As the Internet has evolved, new services have challenged the engineering and business assumptions of existing networks. BitTorrent and Comcast, Skype/iPhone and AT&T, Netflix/Level 3 and Comcast are just a few cases in which changing relations among Internet organizations have precipitated consumer dissatisfaction.

Consumers rightly see the risk in giving ISPs too much power. However, they typically lack insight into the technical and business situations that ISPs confront, for example, routing and peering agreements, making it easy for the actions of ISPs to be seen as Orwellian.

So-called net neutrality is a position widely supported by consumers, and arguments against net neutrality are often hastily dismissed. Yet the opposing arguments reveal the structure of the Internet: not a monolith, despite its name, but a complex arrangement of relationships between organizations that takes work to sustain. The Internet is therefore a common resource that is susceptible to the tragedy of the commons.

Research has documented ways that the tragedy of the commons has been avoided, supporting the following hypothesis: Society is better served by a greater investment by communities into the management of Internet services, not necessarily net neutrality or federal regulation.

A Community-Scaled Approach to Telecommunications

Free-space optical communication is an optical communication technology that uses light propagating in free space to wirelessly transmit data for telecommunications or computer networking. The technology is useful where other media, such as wire, are impractical due to high costs or other considerations.

The RONJA project in Europe has demonstrated that FSO technology lowers the barrier to entry to the Internet service provider market. RONJA transceivers can be produced by hand, allowing hobbyists and grassroots organizations to create network infrastructure that is independent from existing buried cable and not subject to RF regulations.

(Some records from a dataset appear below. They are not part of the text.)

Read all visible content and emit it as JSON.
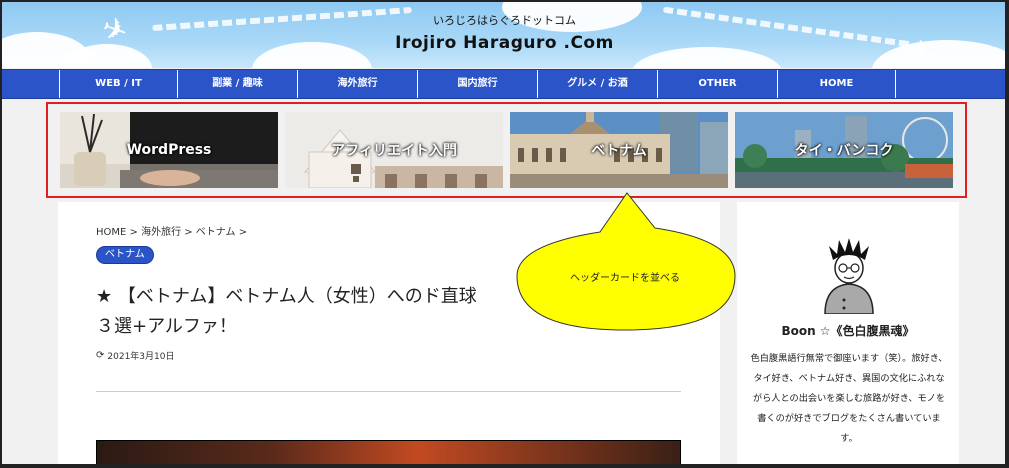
{
  "header": {
    "tagline": "いろじろはらぐろドットコム",
    "title": "Irojiro Haraguro .Com"
  },
  "nav": {
    "items": [
      {
        "label": "WEB / IT"
      },
      {
        "label": "副業 / 趣味"
      },
      {
        "label": "海外旅行"
      },
      {
        "label": "国内旅行"
      },
      {
        "label": "グルメ / お酒"
      },
      {
        "label": "OTHER"
      },
      {
        "label": "HOME"
      }
    ]
  },
  "cards": [
    {
      "label": "WordPress"
    },
    {
      "label": "アフィリエイト入門"
    },
    {
      "label": "ベトナム"
    },
    {
      "label": "タイ・バンコク"
    }
  ],
  "article": {
    "breadcrumb": "HOME > 海外旅行 > ベトナム >",
    "category": "ベトナム",
    "title_line1": "★ 【ベトナム】ベトナム人（女性）へのド直球",
    "title_line2": "３選+アルファ！",
    "date": "2021年3月10日"
  },
  "callout": {
    "text": "ヘッダーカードを並べる",
    "color": "#ffff00"
  },
  "sidebar": {
    "author_name": "Boon ☆《色白腹黒魂》",
    "bio": "色白腹黒語行無常で御座います（笑）。旅好き、タイ好き、ベトナム好き、異国の文化にふれながら人との出会いを楽しむ旅路が好き、モノを書くのが好きでブログをたくさん書いています。"
  },
  "colors": {
    "nav": "#2b54c9",
    "highlight_border": "#e02020",
    "badge": "#2b54c9"
  }
}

Free-space optics creates a new opportunity for local, community-managed Internet service. It lowers the barrier to entering the telecommunications market by providing a simple, low-cost, high-bandwidth link between network nodes.

Off-the-shelf networking hardware can be adapted to the purpose of free-space optics. Ethernet signals from network interfaces are converted into fiber-optic signals by means of a media converter. Optical fibers can be coupled to free-space with a low-cost optical collimator.